I selected the priors for the β parameters by simply playing around with the numbers until they resulted in selection probabilities that I think are reasonable, based on what I know about the organization and previous rounds of hiring. However, these were the most difficult priors for me to determine, so I’m using a huge standard deviation so as to allow the data to dominate the end result. The years of experience variable has been normalized, so the prior for the γ parameter reflects the idea that the selection probability is lower for candidates with below-average years of experience, and higher for candidates with above-average experience.
I just want to make sure that there are no major flaws in the structure of this model for answering the question at hand, which is simply to understand if the selection probabilities by race were significantly different.
If this type of question is fair game here (I have implemented the model in Turing.jl), I’ll start a new thread for it!

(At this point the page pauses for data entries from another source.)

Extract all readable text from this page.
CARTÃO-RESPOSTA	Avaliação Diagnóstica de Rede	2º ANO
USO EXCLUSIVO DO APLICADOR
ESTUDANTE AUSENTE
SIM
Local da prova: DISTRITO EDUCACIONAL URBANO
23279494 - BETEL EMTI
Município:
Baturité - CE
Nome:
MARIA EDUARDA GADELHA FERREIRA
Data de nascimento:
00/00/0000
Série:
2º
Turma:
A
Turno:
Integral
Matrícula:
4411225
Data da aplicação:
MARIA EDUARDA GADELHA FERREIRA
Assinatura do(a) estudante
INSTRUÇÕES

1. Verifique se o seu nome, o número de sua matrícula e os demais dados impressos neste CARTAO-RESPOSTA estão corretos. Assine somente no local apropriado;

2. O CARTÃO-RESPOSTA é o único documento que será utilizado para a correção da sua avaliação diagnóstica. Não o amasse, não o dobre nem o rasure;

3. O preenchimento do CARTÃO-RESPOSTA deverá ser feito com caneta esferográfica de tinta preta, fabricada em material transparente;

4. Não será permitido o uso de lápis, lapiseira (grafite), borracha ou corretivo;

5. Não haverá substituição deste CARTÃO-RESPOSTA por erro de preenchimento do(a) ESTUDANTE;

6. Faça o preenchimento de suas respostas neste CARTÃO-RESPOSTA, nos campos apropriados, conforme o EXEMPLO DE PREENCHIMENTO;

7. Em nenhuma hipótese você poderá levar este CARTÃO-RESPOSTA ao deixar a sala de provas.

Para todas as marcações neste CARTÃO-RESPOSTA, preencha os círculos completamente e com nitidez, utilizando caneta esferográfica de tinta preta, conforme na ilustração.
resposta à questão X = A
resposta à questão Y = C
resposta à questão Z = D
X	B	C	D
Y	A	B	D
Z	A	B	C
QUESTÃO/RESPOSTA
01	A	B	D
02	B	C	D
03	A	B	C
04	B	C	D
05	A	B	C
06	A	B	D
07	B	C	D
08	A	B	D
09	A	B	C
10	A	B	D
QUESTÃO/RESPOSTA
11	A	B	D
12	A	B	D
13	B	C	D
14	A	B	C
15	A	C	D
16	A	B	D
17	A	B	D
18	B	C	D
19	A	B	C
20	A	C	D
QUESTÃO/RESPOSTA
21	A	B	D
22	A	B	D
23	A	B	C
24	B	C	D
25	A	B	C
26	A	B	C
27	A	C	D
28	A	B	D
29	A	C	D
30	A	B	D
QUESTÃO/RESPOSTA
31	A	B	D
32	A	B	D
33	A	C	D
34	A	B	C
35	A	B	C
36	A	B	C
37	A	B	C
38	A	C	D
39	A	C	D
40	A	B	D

I’ve asked some Bayesian questions before within the Julia community, not really knowing where else to turn. Luckily we’ve got some very helpful folk sin the community. The turing channel has been pretty good about responding to questions of that sort, I think. Also #probprog and statistics are other places one might ask depending on the bent of the question.
*edit: Discourse automatically linked to a Discourse location, but I meant slack channels.
I think it would be nice to have more discussions like this in the forums, they make for a good signal and learning resource for newcomers to Bayesian stats / probabilistic programming in julia.
Regarding your priors for the coefficients, I would say they are too wide - on a logit scale everything above a value of 4 (logistic(4) = .982...
) is more or less guaranteed. So usually, a standard deviation of around 2 for the prior is wide enough to be just weakly informative for logistic models (assuming you have standardized / binary variables). With an sd of 30, most of the probability mass is on unreasonably extreme values.
In general, for figuring out priors, the recommended practice is usually to use prior predictive checks: You draw a bunch of samples from the prior and then predict your outcome with that to inspect the relationships in your variables that your model allows for / expects without having seen any data. I think turing allows you to easily do that.
Thanks for the feedback - I appreciate it! Indeed, Turing has a Prior()
sampler (that I had forgotten about!).
I agree that more discussions like this would be great and could bring more users to Turing and similar packages. My question has been on Cross Validated for 24 hours now and still only has 14 views, 0 responses!